My friend, neighbor, and colleague Bob Frankston has been railing about the limitations of the Internet's Domain Names System (DNS) for some years, and I am starting to see things from his point of view. Bob's argument is that while DNS provides the valuable service of mapping domain names (and hence URLs) to the lower-level IP addresses, that domain names themselves are too limiting. They might have worked well when there were a small number of easily remembered and spelled domains, such as microsoft.com and apple.com, but it is increasingly difficult to find a short, mneumonic name that isn't already taken. I thought Bob had a point, but I also appreciated the convenience of seeing a URL on TV or on a billboard and being able to recall it hours later when I was in front of a Web browser. Bob's proposal that web browsers incoporate a directory service on top of DNS appeared to add an extra level of complexity. Besides, with a name like Herot, getting the domain Herot.com wasn't all that difficult
More recently, I'm starting to see Bob's point. My epiphany came while choosing a name for a new business we are starting at Convoq. Picking the name was easy compared to registering the domain. It seems that every word in the dictionary is registered as a .com, along with a surprising number of two-word combinations. Invariably, the owners wanted somewhere in the deep six figures to part with it. For the most part, the actual sites were just a collection of links that bore some vague resemblance to the name of the domain - the kind you may have stumbled upon when you mistyped a domain you were looking for.

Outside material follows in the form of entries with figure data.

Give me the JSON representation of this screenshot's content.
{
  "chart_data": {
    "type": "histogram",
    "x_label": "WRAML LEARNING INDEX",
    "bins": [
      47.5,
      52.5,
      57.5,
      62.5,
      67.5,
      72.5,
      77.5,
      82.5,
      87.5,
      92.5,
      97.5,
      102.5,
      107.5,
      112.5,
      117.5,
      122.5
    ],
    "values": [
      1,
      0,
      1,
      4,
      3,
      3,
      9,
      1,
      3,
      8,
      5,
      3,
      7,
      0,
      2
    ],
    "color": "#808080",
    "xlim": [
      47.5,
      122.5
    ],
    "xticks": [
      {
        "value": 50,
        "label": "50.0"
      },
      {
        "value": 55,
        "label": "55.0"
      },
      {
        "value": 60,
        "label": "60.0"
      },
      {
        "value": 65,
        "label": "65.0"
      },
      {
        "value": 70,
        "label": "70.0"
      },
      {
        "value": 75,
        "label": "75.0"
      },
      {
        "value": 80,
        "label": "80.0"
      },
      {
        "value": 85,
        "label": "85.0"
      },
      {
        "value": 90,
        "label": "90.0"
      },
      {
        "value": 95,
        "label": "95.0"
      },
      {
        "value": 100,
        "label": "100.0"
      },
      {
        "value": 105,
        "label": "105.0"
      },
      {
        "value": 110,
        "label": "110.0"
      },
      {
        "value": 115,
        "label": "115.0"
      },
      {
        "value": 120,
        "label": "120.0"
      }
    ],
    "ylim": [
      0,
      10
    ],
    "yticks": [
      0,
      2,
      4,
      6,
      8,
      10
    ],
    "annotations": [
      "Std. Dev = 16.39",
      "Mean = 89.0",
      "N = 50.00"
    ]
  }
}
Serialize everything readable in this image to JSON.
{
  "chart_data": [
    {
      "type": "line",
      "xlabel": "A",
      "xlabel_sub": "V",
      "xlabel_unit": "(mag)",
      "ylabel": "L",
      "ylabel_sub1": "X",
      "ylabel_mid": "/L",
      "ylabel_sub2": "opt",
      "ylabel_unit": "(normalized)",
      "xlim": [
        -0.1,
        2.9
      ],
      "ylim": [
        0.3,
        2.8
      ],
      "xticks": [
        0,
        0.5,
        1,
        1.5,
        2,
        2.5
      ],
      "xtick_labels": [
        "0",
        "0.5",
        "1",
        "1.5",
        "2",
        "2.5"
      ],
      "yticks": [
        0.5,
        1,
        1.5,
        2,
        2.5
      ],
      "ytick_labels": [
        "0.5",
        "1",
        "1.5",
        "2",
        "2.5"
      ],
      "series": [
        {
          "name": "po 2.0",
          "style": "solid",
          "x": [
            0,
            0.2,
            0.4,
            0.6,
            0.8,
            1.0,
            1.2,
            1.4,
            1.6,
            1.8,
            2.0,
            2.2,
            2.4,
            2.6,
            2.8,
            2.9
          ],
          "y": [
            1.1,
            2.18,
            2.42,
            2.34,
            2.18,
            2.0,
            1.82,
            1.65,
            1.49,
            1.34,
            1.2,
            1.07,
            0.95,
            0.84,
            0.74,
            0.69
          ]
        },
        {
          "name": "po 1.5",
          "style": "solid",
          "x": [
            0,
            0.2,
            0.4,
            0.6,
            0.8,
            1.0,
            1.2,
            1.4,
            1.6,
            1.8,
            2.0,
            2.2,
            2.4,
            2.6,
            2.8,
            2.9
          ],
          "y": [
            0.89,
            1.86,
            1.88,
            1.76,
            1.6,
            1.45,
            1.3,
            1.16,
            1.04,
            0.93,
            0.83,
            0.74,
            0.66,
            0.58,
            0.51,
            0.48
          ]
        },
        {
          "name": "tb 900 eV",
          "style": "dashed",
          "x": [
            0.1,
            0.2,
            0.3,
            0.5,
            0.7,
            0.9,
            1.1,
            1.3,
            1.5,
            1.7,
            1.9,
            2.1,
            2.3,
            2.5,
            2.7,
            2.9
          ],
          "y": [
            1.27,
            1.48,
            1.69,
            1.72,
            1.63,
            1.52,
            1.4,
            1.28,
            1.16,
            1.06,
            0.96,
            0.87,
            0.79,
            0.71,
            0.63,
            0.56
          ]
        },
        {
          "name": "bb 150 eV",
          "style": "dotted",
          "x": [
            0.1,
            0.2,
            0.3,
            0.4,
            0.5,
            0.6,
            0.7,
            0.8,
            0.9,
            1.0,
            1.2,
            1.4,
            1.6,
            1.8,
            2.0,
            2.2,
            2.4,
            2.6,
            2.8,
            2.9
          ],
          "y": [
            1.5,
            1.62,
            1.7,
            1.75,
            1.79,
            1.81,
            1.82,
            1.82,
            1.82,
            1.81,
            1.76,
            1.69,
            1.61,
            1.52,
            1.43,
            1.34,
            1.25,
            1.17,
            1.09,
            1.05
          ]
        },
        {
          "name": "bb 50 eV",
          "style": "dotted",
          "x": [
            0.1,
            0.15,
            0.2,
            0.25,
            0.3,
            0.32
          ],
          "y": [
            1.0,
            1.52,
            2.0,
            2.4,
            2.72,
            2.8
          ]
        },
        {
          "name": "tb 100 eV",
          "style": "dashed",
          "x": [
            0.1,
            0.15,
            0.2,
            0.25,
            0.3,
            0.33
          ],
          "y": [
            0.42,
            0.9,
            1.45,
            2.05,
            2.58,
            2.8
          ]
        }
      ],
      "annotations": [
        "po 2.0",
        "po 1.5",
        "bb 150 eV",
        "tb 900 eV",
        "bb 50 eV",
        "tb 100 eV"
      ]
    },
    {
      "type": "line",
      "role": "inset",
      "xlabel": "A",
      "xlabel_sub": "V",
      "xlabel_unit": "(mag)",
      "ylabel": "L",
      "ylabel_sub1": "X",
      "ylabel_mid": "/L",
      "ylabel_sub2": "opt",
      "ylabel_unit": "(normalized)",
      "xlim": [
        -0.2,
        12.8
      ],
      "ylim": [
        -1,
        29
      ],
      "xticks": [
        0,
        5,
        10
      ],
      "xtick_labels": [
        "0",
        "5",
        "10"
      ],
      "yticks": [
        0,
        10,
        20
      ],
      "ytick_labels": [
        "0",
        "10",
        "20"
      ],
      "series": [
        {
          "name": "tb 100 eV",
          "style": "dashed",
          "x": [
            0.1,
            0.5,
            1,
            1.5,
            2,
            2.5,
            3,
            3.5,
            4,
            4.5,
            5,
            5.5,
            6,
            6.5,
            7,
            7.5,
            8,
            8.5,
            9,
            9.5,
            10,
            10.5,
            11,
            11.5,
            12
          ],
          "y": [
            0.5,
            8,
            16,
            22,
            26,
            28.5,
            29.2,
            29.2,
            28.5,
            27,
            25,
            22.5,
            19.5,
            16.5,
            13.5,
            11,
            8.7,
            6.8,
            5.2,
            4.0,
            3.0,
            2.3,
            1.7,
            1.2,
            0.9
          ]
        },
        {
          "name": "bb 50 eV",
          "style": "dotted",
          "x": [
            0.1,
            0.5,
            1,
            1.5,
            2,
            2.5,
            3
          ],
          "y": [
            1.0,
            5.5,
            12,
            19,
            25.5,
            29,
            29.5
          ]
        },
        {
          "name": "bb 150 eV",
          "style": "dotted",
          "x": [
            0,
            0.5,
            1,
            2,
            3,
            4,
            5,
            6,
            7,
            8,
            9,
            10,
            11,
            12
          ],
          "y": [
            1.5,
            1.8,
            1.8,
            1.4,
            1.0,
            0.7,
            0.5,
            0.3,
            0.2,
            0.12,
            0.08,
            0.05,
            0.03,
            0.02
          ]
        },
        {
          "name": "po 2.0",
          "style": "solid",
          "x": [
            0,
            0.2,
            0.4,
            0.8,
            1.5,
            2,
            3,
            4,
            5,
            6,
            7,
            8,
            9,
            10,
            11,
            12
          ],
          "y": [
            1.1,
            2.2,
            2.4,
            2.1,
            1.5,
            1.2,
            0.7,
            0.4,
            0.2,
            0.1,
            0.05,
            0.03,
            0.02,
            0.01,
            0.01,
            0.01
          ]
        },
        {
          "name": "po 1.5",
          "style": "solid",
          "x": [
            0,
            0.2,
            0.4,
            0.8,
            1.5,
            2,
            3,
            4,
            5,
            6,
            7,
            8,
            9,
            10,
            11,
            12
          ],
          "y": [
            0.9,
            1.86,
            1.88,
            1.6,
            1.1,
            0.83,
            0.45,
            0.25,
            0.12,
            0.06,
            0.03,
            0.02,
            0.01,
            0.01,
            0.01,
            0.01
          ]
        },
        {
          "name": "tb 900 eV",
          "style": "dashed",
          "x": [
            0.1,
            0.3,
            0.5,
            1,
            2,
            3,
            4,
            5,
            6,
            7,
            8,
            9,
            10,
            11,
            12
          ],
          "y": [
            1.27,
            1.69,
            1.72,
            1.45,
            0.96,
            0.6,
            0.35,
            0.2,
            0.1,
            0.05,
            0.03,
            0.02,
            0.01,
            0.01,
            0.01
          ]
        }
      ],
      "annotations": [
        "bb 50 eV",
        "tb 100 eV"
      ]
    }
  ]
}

Some recent news stories have shed some light on this phenomenon. In Millions of Addresses and Thousands of Sites, All Leading to One the New York Times describes how NameMedia has raised $120M in funding and owns 725,000 web sites, all populated with generic content. It seems that 5 to 10 percent of people searching for something in the web will type a word into the address bar instead of using a search engine. Even though a lot of these words only generate four or so hits a month, it adds up in volume. Some of those sites, like photography.com have custom-generated content. Others just show the same links that one would get if one typed the same word into a search engine, and generate revenue for that referal if someone clicks through.
According to a recent article in Business 2.0 trading in domain names has become a brisk business, with names such as greetings.com going for $350,000 at a packed auction in Las Vegas. The article describes how Kevin Ham set up a deal with the government of Cameroon to share the ad revenue when people type .cm instead of .com and end up on one of Ham's sites via a wildcard match he set up.
The ultimate irony is that when every word in the dictionary leads to a domain, the address bar becomes a search engine itself, and with most of the words owned by search engine companies, users will need a search engine to find the actual content they are looking for. Bob's vision for directory services replacing domain names will come about, although not quite the way he imagined it.